L’Espagne, invitée l’année dernière, l’Italie prévue pour l’année prochaine, n’ont pas de soucis d’appartenance à une structure culturelle européenne. Ce n’est pas le cas de l’Ukraine. Autant dans la mentalité des Ukrainiens que dans le regard que portent sur nous les Européens.

 

La ville de Cognac compte à peine 20 000 habitants mais a un très gros atout : c’est ici qu’a été élaborée la recette de la fameuse eau-de-vie, dont l’imitation est généreusement versée dans les tasses de café en Ukraine. Les « Henessy », « Martell », « Rémi-Martin », « Camus » et « Otard » authentiques ne sont fabriqués qu’ici et sont ensuite vendus dans le monde entier. Le budget stable de la ville permet de financer plusieurs initiatives culturelles dont le Festival des cultures européennes.

 

Pourquoi évoquer les cultures européennes ? « Parce que la communauté européenne, avant de devenir un projet politique, était un projet culturel » explique Jean-François Colosimo, président du Centre national du Livre. « C’est à Cognac qu’est né Jean Monnet, l’un des fondateurs du concept de l’Union Européenne » rappelle le maire de la ville, Michel Gourinchas. « Parce que les visiteurs venus de différents pays d’Europe garantissent le développement de l’économie locale » dit Nicolas, commercial dans une distillerie.

 

Cette initiative culturelle, en 20 ans d’existence, n’a accueilli que deux fois des pays non membres de l’UE. Il s’agit de l’Ukraine et de la Norvège. « Tout comme la Norvège, l’Ukraine possède une frontière avec l’Union Européenne, - ainsi Sophie Jullien, la directrice du festival, explique-t-elle son choix. En 2009, Iryna Dmytrychyn, venue ici en tant que traductrice de Yuri Androukhovytch, nous a suggéré d’inviter l’Ukraine. Nous avons tout de suite accroché à cette idée. Et nous ne nous sommes pas trompés, car le nombre de visiteurs n’a fait qu’augmenter cette année. Mais il faut du temps pour que la graine ukrainienne pousse sur le sol culturel occidental. Les gens sont intéressés, mais il faut entretenir cet intérêt pour l’Ukraine. L’année prochaine nous voudrions inviter Serhyj Zhadan, dont le livre traduit en français verra bientôt le jour. J’espère que les éditeurs français vont continuer à éditer les auteurs ukrainiens. Puisque d’une certaine manière, le pays n’existe pas s’il n’est pas traduit. »

 

Les auteurs dont les livres étaient traduits faisaient justement partie des invités. En effet, les romans d’Andrij Kourkov, Yuri Androukhovytch, Liubko Derech, Maryna Levytska, Anna Chevtchenko, Maryna et Serhyj Diatchenko ont été édités en français et ont pu être lus par les membres du jury populaire, qui votaient pour les prix spéciaux, mais aussi par des critiques professionnels français qui, notamment, animaient les conférences.

 

 « J’ai lu tous les livres des auteurs présents au festival, - nous raconte Hubert Artus, écrivain et critique français. – Vous vous demandez si les sujets et le niveau correspondent aux standards et aux goûts européens ? Bien sûr, ils y correspondent. Le livre de Liubko Derech, « Une culte », répond tout à fait aux critères de la littérature pour la jeunesse.
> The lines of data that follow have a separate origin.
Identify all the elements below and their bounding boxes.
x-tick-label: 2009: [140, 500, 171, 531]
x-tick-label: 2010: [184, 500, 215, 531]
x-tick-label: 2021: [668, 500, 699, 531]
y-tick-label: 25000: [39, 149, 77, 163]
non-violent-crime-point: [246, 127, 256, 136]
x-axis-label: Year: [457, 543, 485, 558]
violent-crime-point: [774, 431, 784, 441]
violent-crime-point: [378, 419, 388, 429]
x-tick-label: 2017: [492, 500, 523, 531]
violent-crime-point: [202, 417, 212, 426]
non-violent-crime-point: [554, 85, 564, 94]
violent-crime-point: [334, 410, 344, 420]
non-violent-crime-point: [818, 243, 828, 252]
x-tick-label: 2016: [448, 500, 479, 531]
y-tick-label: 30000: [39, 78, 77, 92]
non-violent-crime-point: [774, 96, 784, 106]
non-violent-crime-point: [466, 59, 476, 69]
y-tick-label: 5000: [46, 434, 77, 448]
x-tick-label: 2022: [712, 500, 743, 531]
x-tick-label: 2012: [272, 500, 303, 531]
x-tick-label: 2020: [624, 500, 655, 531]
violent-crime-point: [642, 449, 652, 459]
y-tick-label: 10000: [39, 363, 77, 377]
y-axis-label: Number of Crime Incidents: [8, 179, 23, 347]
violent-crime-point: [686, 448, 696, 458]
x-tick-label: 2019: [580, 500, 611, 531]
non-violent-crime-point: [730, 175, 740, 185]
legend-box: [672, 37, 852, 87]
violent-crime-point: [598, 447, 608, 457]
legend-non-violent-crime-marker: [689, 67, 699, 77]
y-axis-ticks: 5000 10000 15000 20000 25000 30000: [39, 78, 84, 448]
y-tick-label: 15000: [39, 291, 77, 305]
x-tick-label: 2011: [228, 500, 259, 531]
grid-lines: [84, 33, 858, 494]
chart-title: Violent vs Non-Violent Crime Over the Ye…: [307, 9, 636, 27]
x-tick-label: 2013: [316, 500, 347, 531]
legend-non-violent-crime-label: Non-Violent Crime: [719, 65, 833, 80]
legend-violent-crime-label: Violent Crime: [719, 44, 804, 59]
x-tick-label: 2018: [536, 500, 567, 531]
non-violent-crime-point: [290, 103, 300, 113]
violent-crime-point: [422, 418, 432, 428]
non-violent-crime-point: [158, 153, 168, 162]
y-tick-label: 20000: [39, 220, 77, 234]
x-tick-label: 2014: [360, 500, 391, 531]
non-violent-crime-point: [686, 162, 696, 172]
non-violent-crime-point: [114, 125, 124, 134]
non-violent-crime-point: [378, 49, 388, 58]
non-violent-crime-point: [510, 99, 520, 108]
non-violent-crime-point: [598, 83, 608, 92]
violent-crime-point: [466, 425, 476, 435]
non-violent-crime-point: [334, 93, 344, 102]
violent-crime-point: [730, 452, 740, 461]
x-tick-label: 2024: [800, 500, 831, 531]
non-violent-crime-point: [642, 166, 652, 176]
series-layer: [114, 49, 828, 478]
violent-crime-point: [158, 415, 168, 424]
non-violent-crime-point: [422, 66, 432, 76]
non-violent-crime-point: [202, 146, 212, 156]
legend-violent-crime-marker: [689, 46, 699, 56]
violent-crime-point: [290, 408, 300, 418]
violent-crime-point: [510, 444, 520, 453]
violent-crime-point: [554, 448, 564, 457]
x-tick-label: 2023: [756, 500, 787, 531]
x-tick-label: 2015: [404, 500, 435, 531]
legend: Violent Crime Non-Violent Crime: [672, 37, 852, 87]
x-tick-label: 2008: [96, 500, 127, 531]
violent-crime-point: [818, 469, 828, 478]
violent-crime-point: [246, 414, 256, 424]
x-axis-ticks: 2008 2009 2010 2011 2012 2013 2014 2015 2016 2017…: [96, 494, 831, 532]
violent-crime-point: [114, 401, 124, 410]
Cette stylistique psychologique est bien lue par le lecteur français, tout comme les romans à la fois politiques et lyriques d’Andrij Kourkov. L’oeuvre d’Androukhovytch est, à mon avis, parfois pathétique, mais très poétique. On peut dire que la parole ukrainienne prend de la hauteur, - commente Raymond Clarinard, journaliste du « Courrier International ». – Nous en savons de plus en plus sur l’Ukraine. Nous effaçons petit à petit les stéréotypes qui existaient et étaient alimentés par les opposants. Le fait que Cognac, avec tout son prestige et la richesse de ses initiatives culturelles, mette à l’honneur l’Ukraine lors du Festival des cultures européennes, lui ouvre de nouvelles perspectives. Soyons francs, avant l’Euro 2012, certains ne supposaient pas l’existence de ce pays. Aujourd’hui, ils savent que l’Ukraine c’est tout un monde, une vie. »

 

« On aurait pu encore mieux faire, - souligne Iryna Dmytrychyn, professeur à l’INALCO, traductrice et spécialiste de la littérature, qui a lancé l’idée de la participation de l’Ukraine au festival. – Quand l’ex candidate à la présidence du pays Ségolène Royal cite l’écrivain ukrainien Vassyl Barkou, et le président du Centre National du Livre cite Voltaire pour dire « L’Ukraine a toujours aspiré à être libre », il n’est plus besoin de prouver la légitimité de la culture ukrainienne dans le patrimoine européen. Ce n’est pas avant un an ou deux que nous pourrons juger de l’effet du festival sur la promotion du livre ukrainien. Mais c’est de cette façon que se déploie la littérature d’un pays hors de ses frontières ».

 

Alla Lazareva

Source « Ukrainian Week »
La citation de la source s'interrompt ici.